Seller shall be excused from the performance of its obligations due to events beyond its reasonable control, including but not limited to, acts of God or a public enemy, acts of terror, governmental actions, labor unrest, riots, manufacturer inability or failure to supply, shortage of raw materials, the bankruptcy of any supplier. Returns must be approved by Seller in writing and are subject to restocking and transportation fees and time limitations. Any returned Goods must be in resalable condition, unopened and with the sale receipt or invoice. Custom orders, dedicated stock or specialty goods cannot be returned.

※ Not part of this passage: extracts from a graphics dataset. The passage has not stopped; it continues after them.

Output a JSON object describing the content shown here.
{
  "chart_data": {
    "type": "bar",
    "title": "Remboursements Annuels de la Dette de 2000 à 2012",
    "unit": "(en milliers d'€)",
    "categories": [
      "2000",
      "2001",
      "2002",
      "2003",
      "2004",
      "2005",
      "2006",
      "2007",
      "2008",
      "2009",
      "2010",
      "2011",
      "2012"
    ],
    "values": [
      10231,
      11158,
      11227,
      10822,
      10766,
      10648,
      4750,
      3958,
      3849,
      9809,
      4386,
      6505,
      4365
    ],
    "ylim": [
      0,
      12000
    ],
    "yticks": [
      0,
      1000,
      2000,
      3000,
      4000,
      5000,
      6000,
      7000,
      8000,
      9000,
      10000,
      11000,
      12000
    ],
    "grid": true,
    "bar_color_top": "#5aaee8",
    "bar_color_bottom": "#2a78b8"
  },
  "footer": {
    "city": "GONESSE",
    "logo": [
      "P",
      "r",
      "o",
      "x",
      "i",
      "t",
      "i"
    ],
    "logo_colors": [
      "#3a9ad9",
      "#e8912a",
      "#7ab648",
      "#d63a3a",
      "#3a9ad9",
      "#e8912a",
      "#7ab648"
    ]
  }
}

No waiver by Seller or default by Purchaser shall be deemed a waiver of any subsequent default. The invalidity, illegality, or unenforceability of any one or more provisions hereof shall in no way affect or impair the validity, legality, or enforceability of the remaining provisions hereof, which shall remain in full force and effect. Purchaser shall not assign any order or any interest therein without the prior written consent of Seller. Purchaser agrees to assume responsibility for, and if applicable, Purchaser hereby unconditionally guarantees payment of all purchases made by Purchaser subsidiaries and affiliates.

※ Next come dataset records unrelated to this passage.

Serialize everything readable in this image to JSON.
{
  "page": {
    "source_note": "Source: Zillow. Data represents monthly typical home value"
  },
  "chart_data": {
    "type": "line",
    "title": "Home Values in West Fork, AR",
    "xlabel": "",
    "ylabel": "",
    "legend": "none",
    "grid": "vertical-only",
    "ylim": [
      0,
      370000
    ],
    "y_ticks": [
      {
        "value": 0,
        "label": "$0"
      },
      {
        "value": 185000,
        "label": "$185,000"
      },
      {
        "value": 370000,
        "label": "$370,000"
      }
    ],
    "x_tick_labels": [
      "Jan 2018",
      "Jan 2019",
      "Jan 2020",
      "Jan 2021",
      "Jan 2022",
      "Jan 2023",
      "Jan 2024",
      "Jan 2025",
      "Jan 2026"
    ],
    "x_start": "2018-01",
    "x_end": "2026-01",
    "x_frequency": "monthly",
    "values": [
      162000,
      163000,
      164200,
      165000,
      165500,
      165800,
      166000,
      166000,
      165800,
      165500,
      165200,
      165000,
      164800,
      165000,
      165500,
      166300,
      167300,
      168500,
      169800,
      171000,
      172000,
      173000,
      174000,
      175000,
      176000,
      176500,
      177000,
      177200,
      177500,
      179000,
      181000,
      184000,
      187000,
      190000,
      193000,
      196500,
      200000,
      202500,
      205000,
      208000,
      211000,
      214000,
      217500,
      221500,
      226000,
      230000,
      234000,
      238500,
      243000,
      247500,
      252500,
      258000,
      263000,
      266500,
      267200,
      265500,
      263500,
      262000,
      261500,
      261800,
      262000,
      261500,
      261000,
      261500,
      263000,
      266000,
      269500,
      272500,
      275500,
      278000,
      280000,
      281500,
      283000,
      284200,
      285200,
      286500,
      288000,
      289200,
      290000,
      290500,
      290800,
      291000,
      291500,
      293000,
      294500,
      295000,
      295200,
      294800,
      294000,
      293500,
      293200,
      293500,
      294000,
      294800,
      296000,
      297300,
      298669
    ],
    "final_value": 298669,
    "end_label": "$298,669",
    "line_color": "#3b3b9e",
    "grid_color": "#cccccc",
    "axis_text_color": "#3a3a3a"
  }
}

These Terms shall be construed and interpreted according to the laws of the State of Florida without reference to conflicts of law provisions. The parties hereby irrevocably consent to the exclusive jurisdiction of the state and federal courts situated in Miami-Dade County, Florida. The parties expressly exclude application of the United Nations Convention on the International Sale of Goods. EACH PARTY HEREBY WAIVES ITS RESPECTIVE RIGHT TO A JURY TRIAL OF ANY CLAIMS ARISING FROM OR RELATED TO THESE TERMS, ORDERS OR GOODS OR SERVICES PROVIDED HEREUNDER.